A JURY in the inquest into the death of a Haverigg Prison inmate found hanged in his cell has concluded staff did not take adequate steps to keep him safe in custody.
Keith Abbott, a 32-year-old with a history of mental health problems, was found dead on the morning of July 15 in 2016 in single occupancy cell while serving a four-year sentence at Cumbria’s only jail.
A pathologist concluded he died due to hanging, and also found he was subjected to a serious sexual assault in the hour before his death.
At the end of a 10-day inquest in Carlisle, a jury which heard evidence from around 60 witnesses concluded Liverpool-born Mr Abbott died at around 7pm on July 14 – shortly after prisoners were locked down for the night.
Mr Abbott’s death was not discovered until around 9am the following morning. This was after three routine visual roll checks through cell door observation hatches should have been undertaken by prison officers to establish the wellbeing of inmates.
During evidence, jurors heard one former senior staff member describe staffing levels as “severe”, and that workers were “becoming burnt out”. As a result, searches for the banned synthetic substance spice that the prison was battling to contain had been “scaled back”.
A toxicologist found no evidence to indicate Mr Abbott had used or was administered with spice.
Police made a number of arrests in the wake of Mr Abbott’s death. But after an investigation into reports of physical and sexual assaults within the prison no charges were brought. Several prisoners had insisted they weren’t involved in any sexual assault on Mr Abbott, nor involved in his death.

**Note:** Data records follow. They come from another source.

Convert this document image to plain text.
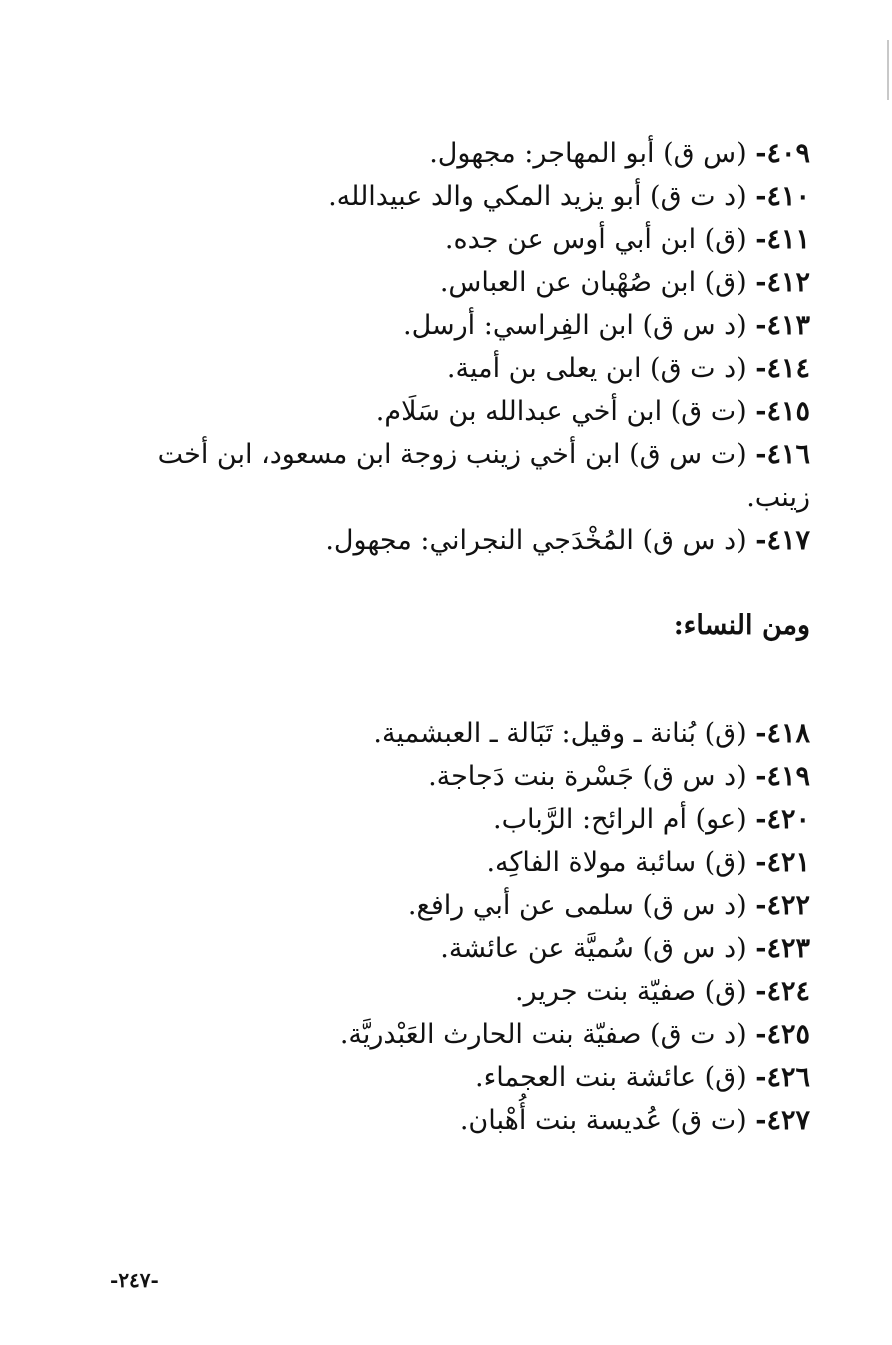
٤٠٩- (س ق) أبو المهاجر: مجهول.

٤١٠- (د ت ق) أبو يزيد المكي والد عبيدالله.

٤١١- (ق) ابن أبي أوس عن جده.

٤١٢- (ق) ابن صُهْبان عن العباس.

٤١٣- (د س ق) ابن الفِراسي: أرسل.

٤١٤- (د ت ق) ابن يعلى بن أمية.

٤١٥- (ت ق) ابن أخي عبدالله بن سَلَام.

٤١٦- (ت س ق) ابن أخي زينب زوجة ابن مسعود، ابن أخت زينب.

٤١٧- (د س ق) المُخْدَجي النجراني: مجهول.

ومن النساء:

٤١٨- (ق) بُنانة ـ وقيل: تَبَالة ـ العبشمية.

٤١٩- (د س ق) جَسْرة بنت دَجاجة.

٤٢٠- (عو) أم الرائح: الرَّباب.

٤٢١- (ق) سائبة مولاة الفاكِه.

٤٢٢- (د س ق) سلمى عن أبي رافع.

٤٢٣- (د س ق) سُميَّة عن عائشة.

٤٢٤- (ق) صفيّة بنت جرير.

٤٢٥- (د ت ق) صفيّة بنت الحارث العَبْدريَّة.

٤٢٦- (ق) عائشة بنت العجماء.

٤٢٧- (ت ق) عُديسة بنت أُهْبان.

-٢٤٧-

After hearing all evidence an 11-strong jury of six women and five men concluded the sexual assault was a “more than minimal, trivial or negligible cause” of his death.
Asked whether adequate steps were taken by staff at HMP Haverigg to keep Mr Abbott safe, the jury’s foreman announced its unanimous conclusion: “No.”
Factors which probably contributed to his death, jurors found, included admitted roll check failings, no medication for mental health at the prison, internal communication issues, a lack of CCTV and “insufficient staff levels”.
The inquest heard the jail’s operational capacity had been slashed from 644 to 260 following Mr Abbott’s death, that prisoners’ billets on what was a former RAF base – including his – had since been closed down, senior coroner Kally Cheema noting that “substantial changes” had been made.
Speaking through a solicitor after the hearing, Mr Abbott’s partner, Linda Bailey, said: “I am pleased with the conclusion that jury have reached, and the inquest has gone a long way in answering the many questions I had unanswered following Keith’s death.
“The prison was clearly an unsafe environment, and it is extremely sad that it has taken Keith’s death to recognise that and close the billets down.”